Eddington Joaquin Phoenix
A24

Le film s’attache au parcours d’un shérif au bout du rouleau, Joe Cross (Joaquin Phoenix, toujours très bon devant la caméra d’Aster) sur le point de partir en vrilles politico-psychotiques. Parce qu’il refuse de porter un masque à cause de son asthme, et qu’il est devenu une micro-star des réseaux après avoir aidé un autre citoyen sans masque à faire ses courses à la supérette du coin, Joe décide de briguer le poste de maire contre l’édile actuel (Pedro Pascal), qui soutient le big business gouvernemental. Entre eux, il y a la femme de Cross, Louise (Emma Stone, toujours partante une expérience zinzin), artiste malheureuse souffrant d’un mal indicible.

Voilà pour le point de départ, qui ne donne qu’une idée très vague de la dimension hallucinée que va bientôt prendre l’affaire.
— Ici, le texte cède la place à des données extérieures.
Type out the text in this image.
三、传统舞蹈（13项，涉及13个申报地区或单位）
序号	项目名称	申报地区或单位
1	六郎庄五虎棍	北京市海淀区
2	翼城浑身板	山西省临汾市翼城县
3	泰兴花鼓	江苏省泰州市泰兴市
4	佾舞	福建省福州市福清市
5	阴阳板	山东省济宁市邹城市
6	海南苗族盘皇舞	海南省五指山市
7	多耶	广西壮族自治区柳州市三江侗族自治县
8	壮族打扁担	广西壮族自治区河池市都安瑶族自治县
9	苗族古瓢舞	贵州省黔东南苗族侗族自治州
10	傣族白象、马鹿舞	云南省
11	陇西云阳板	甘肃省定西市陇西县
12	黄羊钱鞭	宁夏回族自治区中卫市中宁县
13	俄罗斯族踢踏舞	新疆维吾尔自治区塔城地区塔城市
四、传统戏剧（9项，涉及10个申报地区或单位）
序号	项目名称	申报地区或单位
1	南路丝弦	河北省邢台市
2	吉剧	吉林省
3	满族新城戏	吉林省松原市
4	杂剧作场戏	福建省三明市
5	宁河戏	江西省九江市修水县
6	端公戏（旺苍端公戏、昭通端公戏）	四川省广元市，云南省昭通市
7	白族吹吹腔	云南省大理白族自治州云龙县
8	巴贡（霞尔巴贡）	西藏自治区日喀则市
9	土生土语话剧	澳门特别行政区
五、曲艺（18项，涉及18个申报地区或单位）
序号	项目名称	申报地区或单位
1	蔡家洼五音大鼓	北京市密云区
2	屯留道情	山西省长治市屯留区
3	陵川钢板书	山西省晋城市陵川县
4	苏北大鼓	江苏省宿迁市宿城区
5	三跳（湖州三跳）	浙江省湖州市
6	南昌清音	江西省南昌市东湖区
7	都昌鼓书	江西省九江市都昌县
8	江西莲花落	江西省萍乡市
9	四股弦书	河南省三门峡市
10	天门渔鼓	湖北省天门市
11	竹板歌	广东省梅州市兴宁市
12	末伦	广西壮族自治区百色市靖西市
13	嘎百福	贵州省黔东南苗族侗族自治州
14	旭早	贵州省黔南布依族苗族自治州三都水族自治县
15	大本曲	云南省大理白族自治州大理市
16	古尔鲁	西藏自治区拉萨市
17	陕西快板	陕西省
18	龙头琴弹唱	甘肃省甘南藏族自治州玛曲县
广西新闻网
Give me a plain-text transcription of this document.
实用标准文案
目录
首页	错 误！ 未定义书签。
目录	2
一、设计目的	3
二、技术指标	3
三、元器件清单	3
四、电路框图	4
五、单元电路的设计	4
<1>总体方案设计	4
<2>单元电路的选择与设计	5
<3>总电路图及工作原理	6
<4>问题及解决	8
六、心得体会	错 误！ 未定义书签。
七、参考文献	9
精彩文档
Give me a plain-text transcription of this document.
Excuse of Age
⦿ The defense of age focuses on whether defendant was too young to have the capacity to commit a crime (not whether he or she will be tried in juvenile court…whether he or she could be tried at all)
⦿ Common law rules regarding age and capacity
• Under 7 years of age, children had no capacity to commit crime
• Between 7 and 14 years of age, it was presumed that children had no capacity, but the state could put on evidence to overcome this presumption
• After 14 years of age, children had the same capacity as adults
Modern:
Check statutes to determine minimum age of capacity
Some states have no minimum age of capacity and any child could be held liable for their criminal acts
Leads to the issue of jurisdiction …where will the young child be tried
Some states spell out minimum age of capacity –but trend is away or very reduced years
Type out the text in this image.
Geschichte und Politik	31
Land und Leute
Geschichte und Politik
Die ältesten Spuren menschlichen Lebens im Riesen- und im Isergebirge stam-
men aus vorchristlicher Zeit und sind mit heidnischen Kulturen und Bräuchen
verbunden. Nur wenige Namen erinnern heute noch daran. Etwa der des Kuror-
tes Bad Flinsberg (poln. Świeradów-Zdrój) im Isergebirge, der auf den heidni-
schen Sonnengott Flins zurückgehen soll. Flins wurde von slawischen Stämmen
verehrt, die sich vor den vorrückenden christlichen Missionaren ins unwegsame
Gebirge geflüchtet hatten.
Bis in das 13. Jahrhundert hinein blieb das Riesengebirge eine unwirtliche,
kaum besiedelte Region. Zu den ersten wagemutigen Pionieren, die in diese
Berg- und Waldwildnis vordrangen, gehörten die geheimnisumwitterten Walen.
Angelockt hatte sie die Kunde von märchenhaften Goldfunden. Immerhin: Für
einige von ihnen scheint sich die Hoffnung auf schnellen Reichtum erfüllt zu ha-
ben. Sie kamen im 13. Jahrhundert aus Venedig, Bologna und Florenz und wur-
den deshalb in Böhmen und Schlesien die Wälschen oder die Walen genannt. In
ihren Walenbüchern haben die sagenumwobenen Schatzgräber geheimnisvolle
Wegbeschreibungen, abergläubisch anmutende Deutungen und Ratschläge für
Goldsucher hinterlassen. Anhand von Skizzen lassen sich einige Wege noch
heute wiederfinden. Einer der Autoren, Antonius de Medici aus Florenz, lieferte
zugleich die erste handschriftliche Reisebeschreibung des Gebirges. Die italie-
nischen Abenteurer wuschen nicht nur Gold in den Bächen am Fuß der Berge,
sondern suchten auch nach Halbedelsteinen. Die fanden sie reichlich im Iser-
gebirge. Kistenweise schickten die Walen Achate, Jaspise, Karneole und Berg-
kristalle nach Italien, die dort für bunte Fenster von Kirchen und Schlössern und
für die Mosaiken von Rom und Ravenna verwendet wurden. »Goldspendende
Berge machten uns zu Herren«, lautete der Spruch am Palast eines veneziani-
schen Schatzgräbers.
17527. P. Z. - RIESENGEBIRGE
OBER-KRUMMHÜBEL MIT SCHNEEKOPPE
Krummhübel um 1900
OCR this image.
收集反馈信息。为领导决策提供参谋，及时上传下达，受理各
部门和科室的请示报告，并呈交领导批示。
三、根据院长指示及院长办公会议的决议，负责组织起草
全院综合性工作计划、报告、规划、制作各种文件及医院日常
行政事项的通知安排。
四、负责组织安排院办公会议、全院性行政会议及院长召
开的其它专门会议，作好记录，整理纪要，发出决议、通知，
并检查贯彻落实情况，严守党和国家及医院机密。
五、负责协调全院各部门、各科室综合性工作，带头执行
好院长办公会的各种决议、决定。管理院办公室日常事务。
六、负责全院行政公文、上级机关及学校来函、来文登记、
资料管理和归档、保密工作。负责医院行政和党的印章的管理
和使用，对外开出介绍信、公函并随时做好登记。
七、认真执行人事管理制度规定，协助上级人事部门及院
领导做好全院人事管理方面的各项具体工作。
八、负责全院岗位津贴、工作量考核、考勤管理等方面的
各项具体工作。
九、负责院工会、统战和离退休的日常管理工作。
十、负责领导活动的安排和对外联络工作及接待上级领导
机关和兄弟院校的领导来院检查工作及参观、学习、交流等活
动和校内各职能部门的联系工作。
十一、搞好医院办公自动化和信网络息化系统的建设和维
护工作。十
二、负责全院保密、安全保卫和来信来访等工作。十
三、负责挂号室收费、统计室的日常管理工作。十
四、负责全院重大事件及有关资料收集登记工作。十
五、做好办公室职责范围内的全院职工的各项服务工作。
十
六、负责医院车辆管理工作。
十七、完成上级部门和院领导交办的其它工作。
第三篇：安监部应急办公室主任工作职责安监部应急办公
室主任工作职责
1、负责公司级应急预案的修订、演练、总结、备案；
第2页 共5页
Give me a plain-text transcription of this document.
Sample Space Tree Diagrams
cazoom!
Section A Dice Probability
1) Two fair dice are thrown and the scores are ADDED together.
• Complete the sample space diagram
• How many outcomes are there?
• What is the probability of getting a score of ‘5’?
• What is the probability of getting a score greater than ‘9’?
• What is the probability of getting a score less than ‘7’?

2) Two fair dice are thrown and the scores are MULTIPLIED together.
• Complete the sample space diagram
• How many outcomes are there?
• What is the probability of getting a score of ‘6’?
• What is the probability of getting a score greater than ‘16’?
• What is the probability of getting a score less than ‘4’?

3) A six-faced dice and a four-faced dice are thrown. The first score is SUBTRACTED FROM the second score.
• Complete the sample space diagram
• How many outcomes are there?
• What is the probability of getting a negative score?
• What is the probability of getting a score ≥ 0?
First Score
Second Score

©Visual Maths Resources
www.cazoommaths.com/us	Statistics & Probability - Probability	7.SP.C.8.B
Assez tortueux et insaisissable dans sa mise en place, très grinçant dans son humour noir qui semble renvoyer dos à dos toutes les parties de l’Amérique fracturée, Eddington va se mettre à faire preuve d’une maestria formelle ahurissante dans son troisième acte, quand il plonge pour de bon dans la nuit noire et s’emploie à faire ressentir concrètement, physiquement, ce qu’est la désorientation (politique, morale, existentielle), le brouillage des repères et de la perception, le sentiment de désagrégation du réel, et le plancher des vaches qui se dérobe soudain sous nos pieds.

On parle de vaches car le cadre est celui du western ancestral, d’une Amérique immémoriale et que le protagoniste est looké comme un cowboy. Mais on est bien dans le monde d’après No Country For Old Men, un cran plus loin encore que les Coen dans la noirceur et la panique. Une mention de John Ford à la fin du film, et avant ça la visite expresse et dévastatrice d’un musée dédié à l’histoire de l’Ouest, confirme l’ambition d’Aster de s’inscrire dans le cadre du "grand roman américain" – un genre (de cinéma) en soi. Son roman à lui, nourri de postmodernisme, est raturé, abrasif, éreintant, clairement pas fait pour plaire à tout le monde, mais absolument unique en son genre. Qui est Ari Aster, bon sang ? Grand cinéaste américain, tiens, voilà un rôle qui lui va bien.

Eddington, d’Ari Aster, avec Joaquin Phoenix, Pedro Pascal, Emma Stone… Durée 2h25. Au cinéma le 16 juillet.